CHAOTIC TIMES, THRIVING SPORT
College football is crumbling, and by the way, here's a news item: A 129-year-old program that went 5-7 last year just set a school record for season tickets sold.
These new transfer rules not only are driving fans away, they're ruining everything people loved about the sport. In an unrelated development, Fox and ESPN just sent the Big Ten and the Southeastern Conference two giant blank checks, along with their Zelle passwords.
As for all of the college kids driving sports cars and buying extravagances like video games, restaurant food and gas with their name, image and likeness (NIL) money? It's completely unsustainable.
We know this because the football coach making 80 times as much in state money as the governor told us so.
Then again, maybe the whole world isn't crashing down on the poor, overworked multimillionaire conference commissioners, nor is it crashing down on the multimillionaire athletic directors who no longer get to collect all of the alumni donations themselves, nor is it crashing down on the multimillionaire offensive coordinators who now have to spend precious parts of their workdays concerned about player satisfaction.
Maybe — and just hear me out on this — the trend of fivestar quarterbacks and AllAmerican pass rushers deciding to switch schools like regular college students is a problem not quite pressing enough to require the intervention of the United States Senate.
Crazy talk, I know.
But maybe college football needs to stop railing against the winds of change and learn to start living with them.
What's clear now is the doomsday preachers were wrong all along. Compensating players for cost of attendance didn't bankrupt athletic departments. Loosening transfer rules didn't kill fan interest. Allowing NIL payments didn't make college football any less lucrative as a whole.
By all accounts, the game is more valuable than ever, even if some of the current circumstances have turned it into a bit of a mess. Coaches aren't wrong when they say that the NIL era has left a sizeable gap between the rules that are on the NCAA books and the rules the NCAA actually is able to enforce. They also aren't wrong when they point out the constant churn of players through the transfer portal probably needs to be addressed in some way.

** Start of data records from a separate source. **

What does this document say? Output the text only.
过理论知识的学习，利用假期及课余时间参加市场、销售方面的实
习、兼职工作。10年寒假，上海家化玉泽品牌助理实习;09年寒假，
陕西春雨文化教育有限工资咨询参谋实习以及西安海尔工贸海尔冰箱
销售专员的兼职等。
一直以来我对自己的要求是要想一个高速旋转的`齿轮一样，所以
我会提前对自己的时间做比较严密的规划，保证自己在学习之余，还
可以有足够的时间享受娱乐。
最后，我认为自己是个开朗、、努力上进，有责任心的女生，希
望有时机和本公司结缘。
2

But the answer isn't to go back in time. As Dan Wolken of USA Today noted in a column this week, the most obvious endgame here is one in which the programs collectively bargain with the players, while acknowledging what's been clear for decades — that the players are working as university employees.
Once that happens, there can be negotiated limits on movement between teams, and there won't have to be any debate about whether a player is being paid for dubious NIL endorsements, or simply to suit up.
And if that's where we're headed, then the two groups of U.S. senators who reportedly have floated ideas about college sports legislation are wasting their time.
Some coaches, commissioners and college sports administrators think it's a good idea, and are begging for the help. They say things are going to get worse if Congress doesn't step in.
But as Wolken wrote, “(I)t's difficult to reconcile the notion that everything is awful and in need of Congressional rescue when the Big Ten is about to sign a media rights deal that could distribute $100 million annually to its members and $5 million is considered an insulting coaching salary in the SEC.”
The business of college football might be chaotic right now, but it's thriving nonetheless.
And there might not be a better example of that than what's happening in Austin, where a Longhorns team that lost more than it won last season keeps generating interest, keeps racking up recruits, keeps piling up NIL money for its players, and keeps adding to the financial coffers of one of the country's richest programs.
On Friday, the Longhorns announced they'd sold more than 7,000 new season tickets in 2022, pushing them over the 2019 record of 63,279. In fact, when UT hosts Alabama on Sept. 10 at 100,000-seat RoyalMemorial Stadium, there won't be any way for fans to purchase a single-game seat. The only way in will be through a season-ticket package, or by going through brokers on the secondary market.
As of this weekend, lower level tickets near the 50-yardline were available on StubHub for more than $2,000 apiece. And when people pay that price, and show up to the stadium in September?
They'll be shocked to see how college football has crumbled.